With President-elect Donald Trump’s transportation secretary and EPA administrator nominees now public, the trucking industry’s attention is turning to the Federal Motor Carrier Safety Administration.
Whoever heads the agency in the next administration will have regulatory power over closely-watched trucking safety rules on speed limiters, autonomous vehicles and other key issues.
Owner-Operator Independent Drivers Association EVP Lewie Pugh noted former U.S. Rep. Sean Duffy, Trump’s pick for transportation secretary, was a supporter of the group’s anti-electric logging device push while in Congress.
“We feel like he has a little bit of institutional knowledge in our issues,” Pugh said. “But I mean, [for] most of our stuff, we work more hand-in-hand with FMCSA. So who the administrator is going to be will be the big thing.”
The FMCSA has experienced turnover under Republican and Democratic administrations. The top job, subject to Senate confirmation, has been vacant since Administrator Robin Hutcheson left in January to open an advisory firm.
Vinn White is the agency’s acting leader as deputy administrator, a role he took over from Sue Lawless, who is now the agency’s chief safety officer and executive director.
In Trump’s first term, he nominated Raymond Martinez, who was confirmed by the Senate and served from early 2018 to late 2019. Jim Mullen and Wiley Deck, both now trucking industry lobbyists, were Trump’s other FMCSA leaders before Meera Joshi took the helm of the agency under President Joe Biden in January 2021.
OOIDA and the American Trucking Associations hope the next administrator is a partner who comes into the job with an understanding of the industry’s issues.
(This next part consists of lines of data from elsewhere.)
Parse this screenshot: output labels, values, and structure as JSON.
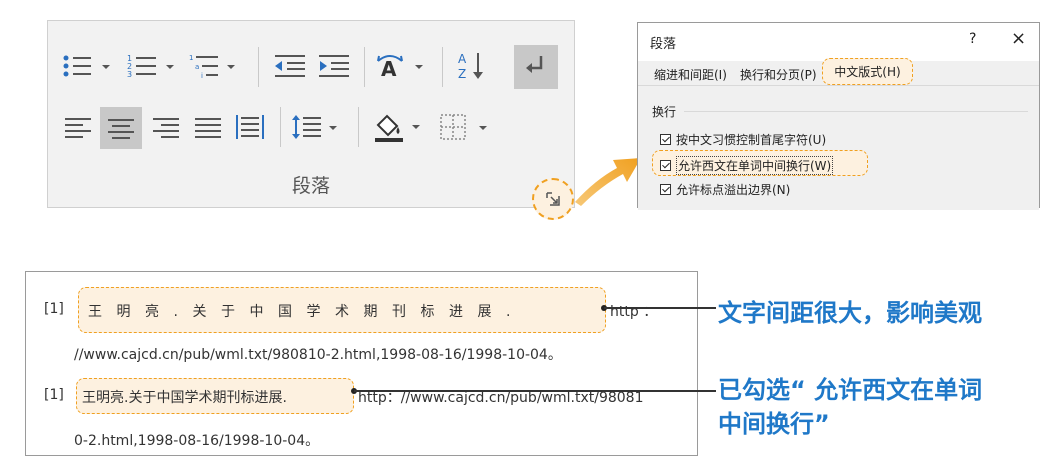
{
  "ribbon": {
    "group_label": "段落"
  },
  "dialog": {
    "title": "段落",
    "help": "?",
    "close": "×",
    "tabs": [
      "缩进和间距(I)",
      "换行和分页(P)",
      "中文版式(H)"
    ],
    "active_tab_index": 2,
    "group_label": "换行",
    "checkboxes": [
      {
        "label": "按中文习惯控制首尾字符(U)",
        "checked": true
      },
      {
        "label": "允许西文在单词中间换行(W)",
        "checked": true
      },
      {
        "label": "允许标点溢出边界(N)",
        "checked": true
      }
    ]
  },
  "example": {
    "ref1_num": "[1]",
    "ref1_spaced": "王明亮.关于中国学术期刊标进展.",
    "ref1_http": "http ：",
    "ref1_line2": "//www.cajcd.cn/pub/wml.txt/980810-2.html,1998-08-16/1998-10-04。",
    "ref2_num": "[1]",
    "ref2_title": "王明亮.关于中国学术期刊标进展.",
    "ref2_url": "http：//www.cajcd.cn/pub/wml.txt/98081",
    "ref2_line2": "0-2.html,1998-08-16/1998-10-04。"
  },
  "callouts": {
    "top": "文字间距很大，影响美观",
    "bottom_line1": "已勾选“ 允许西文在单词",
    "bottom_line2": "中间换行”"
  },
  "colors": {
    "accent_orange": "#f0a020",
    "highlight_fill": "#fdf1e0",
    "callout_blue": "#1f78c8",
    "icon_blue": "#2a6fbf"
  }
}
The industry depends on the federal agency to safely serve its role as a critical link in the supply chain, said Ed Gilroy, ATA chief advocacy and public affairs officer, in a statement to Trucking Dive earlier this year.
“The FMCSA administrator is vital to the success of that effort, which is why the candidates for this position must value stakeholder input and the importance of real-world data, not rhetoric, when formulating decisions,” Gilroy said.